I personaggi di Camilleri sono reali. Non solo nei gesti e nei comportamenti, ma anche nelle frasi. Loro parlano come mangiano ed allora il dialetto siciliano la fa da padrone. Ma Camilleri fa di più e mette il narratore, se stesso, allo stesso livello dei propri personaggi, ubbidendo anche egli alla loro stessa regola. Il risultato è un realismo straordinario, nel quale il lettore si sente sazio anche lui dopo essersi seduto al tavolo con Montalbano. Ma l’eccezionalità di Camilleri sta anche nei diversi livelli di analisi.
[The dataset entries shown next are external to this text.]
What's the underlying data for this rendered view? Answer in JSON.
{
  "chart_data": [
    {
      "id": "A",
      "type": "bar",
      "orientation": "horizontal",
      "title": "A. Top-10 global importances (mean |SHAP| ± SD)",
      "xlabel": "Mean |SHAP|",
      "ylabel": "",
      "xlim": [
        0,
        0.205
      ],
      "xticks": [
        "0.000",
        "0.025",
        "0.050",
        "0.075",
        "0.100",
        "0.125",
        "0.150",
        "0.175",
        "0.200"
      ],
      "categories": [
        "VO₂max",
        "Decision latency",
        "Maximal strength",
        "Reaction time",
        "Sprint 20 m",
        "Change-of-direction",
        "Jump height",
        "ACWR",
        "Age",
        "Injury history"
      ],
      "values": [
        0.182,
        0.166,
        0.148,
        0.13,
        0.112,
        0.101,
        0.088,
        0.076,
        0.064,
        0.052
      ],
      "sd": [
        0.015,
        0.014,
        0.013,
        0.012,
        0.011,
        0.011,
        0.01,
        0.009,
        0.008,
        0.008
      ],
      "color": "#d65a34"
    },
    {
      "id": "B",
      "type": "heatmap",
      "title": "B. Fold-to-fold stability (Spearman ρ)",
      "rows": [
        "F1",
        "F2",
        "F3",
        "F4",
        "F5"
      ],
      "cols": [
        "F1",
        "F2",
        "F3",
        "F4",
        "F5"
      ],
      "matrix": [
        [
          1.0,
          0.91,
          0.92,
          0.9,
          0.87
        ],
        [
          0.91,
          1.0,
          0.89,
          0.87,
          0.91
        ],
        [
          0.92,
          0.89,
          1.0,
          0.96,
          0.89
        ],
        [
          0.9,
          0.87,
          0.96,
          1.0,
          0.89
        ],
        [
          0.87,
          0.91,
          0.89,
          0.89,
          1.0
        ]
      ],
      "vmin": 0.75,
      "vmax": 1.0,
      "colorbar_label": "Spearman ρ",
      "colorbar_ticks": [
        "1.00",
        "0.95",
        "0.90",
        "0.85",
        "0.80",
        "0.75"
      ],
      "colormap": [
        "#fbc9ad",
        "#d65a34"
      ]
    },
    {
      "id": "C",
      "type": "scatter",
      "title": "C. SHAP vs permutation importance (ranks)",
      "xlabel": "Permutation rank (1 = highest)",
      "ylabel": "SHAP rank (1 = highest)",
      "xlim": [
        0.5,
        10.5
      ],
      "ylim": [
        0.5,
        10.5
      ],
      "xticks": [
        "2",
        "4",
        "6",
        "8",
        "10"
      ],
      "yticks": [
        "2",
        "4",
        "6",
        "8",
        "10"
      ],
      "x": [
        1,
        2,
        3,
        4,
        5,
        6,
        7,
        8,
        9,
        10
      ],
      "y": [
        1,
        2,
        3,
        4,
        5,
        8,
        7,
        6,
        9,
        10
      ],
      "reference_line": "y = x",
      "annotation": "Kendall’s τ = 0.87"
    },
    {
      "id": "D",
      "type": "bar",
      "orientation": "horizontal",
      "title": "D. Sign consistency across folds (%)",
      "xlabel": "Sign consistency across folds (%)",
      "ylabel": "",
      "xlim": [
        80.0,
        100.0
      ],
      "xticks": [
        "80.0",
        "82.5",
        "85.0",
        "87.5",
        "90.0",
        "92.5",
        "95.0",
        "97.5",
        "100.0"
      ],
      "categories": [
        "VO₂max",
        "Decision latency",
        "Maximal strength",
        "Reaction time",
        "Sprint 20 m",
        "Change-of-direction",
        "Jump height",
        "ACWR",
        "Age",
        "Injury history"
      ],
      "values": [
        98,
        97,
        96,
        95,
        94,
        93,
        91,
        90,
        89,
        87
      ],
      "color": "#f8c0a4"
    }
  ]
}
Lui che è un seguace della vecchia regola manzoniana di affiancare l’utile al dilettevole. Così quando il commissario di Vigata si trova disperso nelle campagne della Sicilia, nel climax dello svolgimento della trama, lui stesso e la vicenda che lo ha portato fin lì svaniscono. Sotto i riflettori, sul palco, sale un cavalcavia solitario, il cui unico passante è un cane randagio che non sa fare di meglio che abbaiare alle auto di passaggio. Un eco-mostro orizzontale, figlio di una politica edilizia folle e che punta solo al guadagno. L’Italia dovrebbe essere grata ad Andrea Camilleri. Grata perché lui insieme a pochi altri (Saviano per citarne un esempio) restano ancora fermi su un antico adagio che recita che la penna ferisce più della spada.